Market forces may be enough to prevent it. City Place is geared toward a student audience and demand for that type of housing appears soft at the moment, thanks to newly built student apartment buildings and college dormitory renovations. Financing such a project in the current economic climate may not be possible, either.
More importantly, the city has instituted a six-month moratorium on new development or the demolition of existing buildings in that area while a committee studies whether a historic district should be created to preserve the Germantown neighborhood.
That moratorium should keep City Place on hold for now, and hopefully create a window of opportunity for developer Alex de Parry to work with neighbors to craft a more acceptable project.
Last July, the developer reached an agreement with the city under which the site plan would be tabled and he’d come back in January with a revised planned unit development, or PUD.
That’s why city officials were surprised when de Parry came back this month and compelled a vote on the site plan that had been tabled. But he said city officials forced his hand, claiming it was an act of bad faith for the city to approve the moratorium after he’d already agreed to revise his project.
If this were not such an uninspired, set-the-bar-as-low-as-possible design, we could muster more sympathy for de Parry. Ann Arbor is notoriously slow, difficult and inconsistent in the way in the way it receives development projects, and he is by no means the first developer to feel frustrated by the process.
But as we look to the future of Ann Arbor, we don’t think “barely acceptable’’ is the standard we should be shooting for, and we find it particularly unpalatable to sacrifice seven century-old homes for the City Place plan currently on the table.

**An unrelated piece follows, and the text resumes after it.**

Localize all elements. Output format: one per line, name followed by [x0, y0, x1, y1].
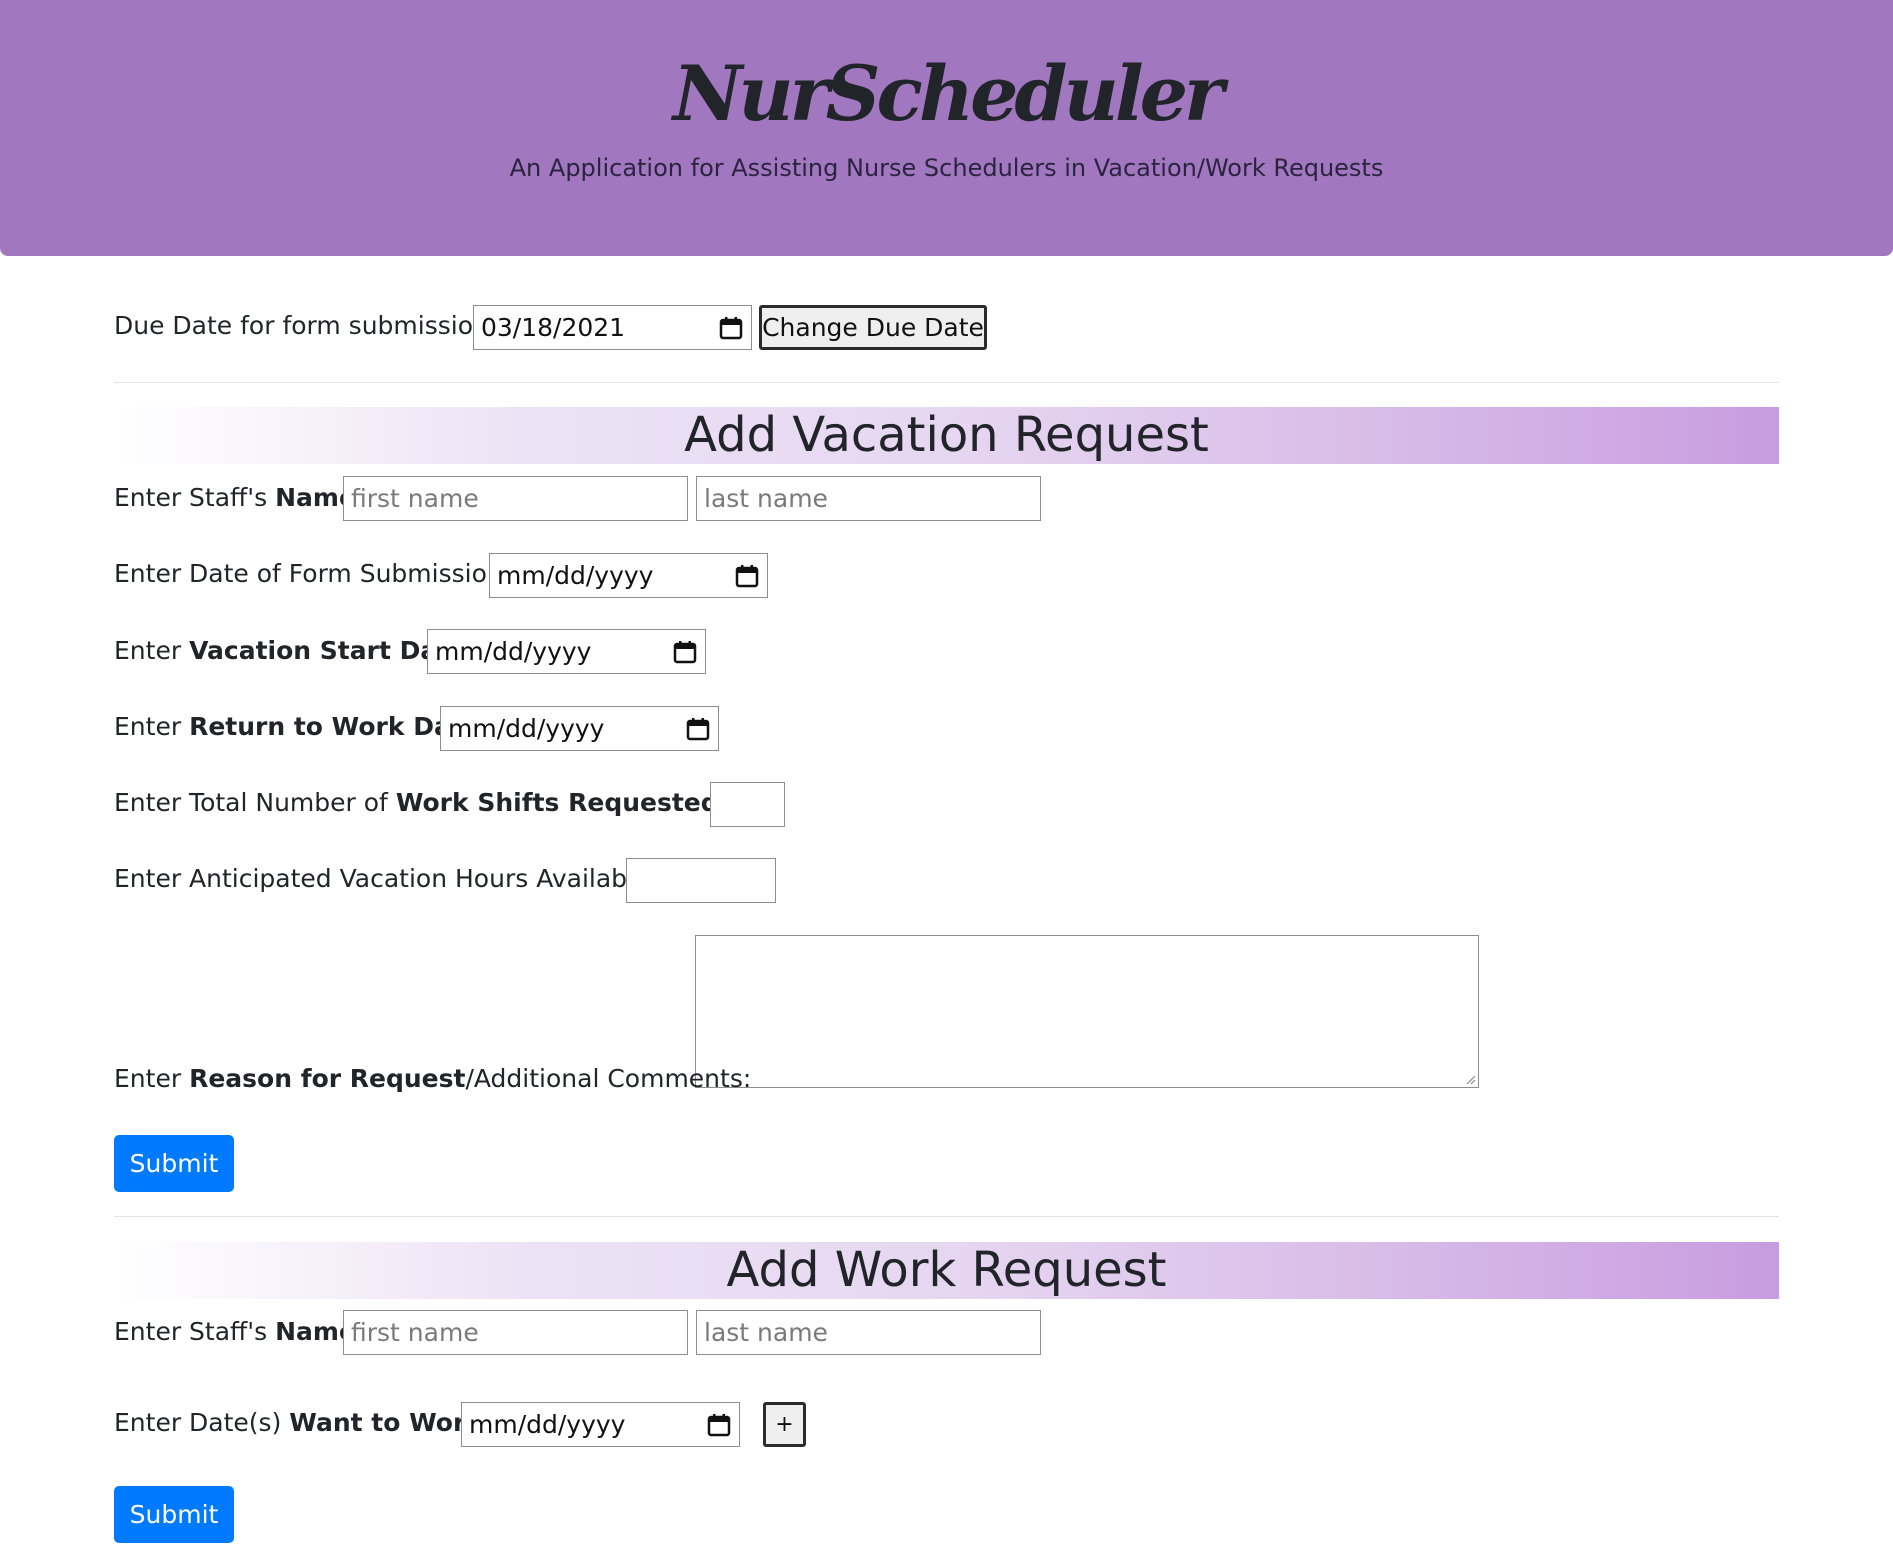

Even though de Parry forced the City Council to vote on the site plan that won approval last week, we remain hopeful that was more an act of brinksmanship than a signal of his intention to impose this project on the city without significantly reworking it.
He told AnnArbor.com last week that he is modifying a plan for City Place based on neighborhood input, and is awaiting revised renderings from his architect.
The Germantown Neighborhood Association remains adamantly opposed to the current version of the plan, although it has said it would accept a project that included some mix of new units and renovation of existing homes that respects the character of the area.
That would be a welcome outcome and we encourage the city, the developer and the neighbors to continue to work toward it.
(This editorial was published in today's newspaper and reflects the opinion of the AnnArbor.com editorial board.)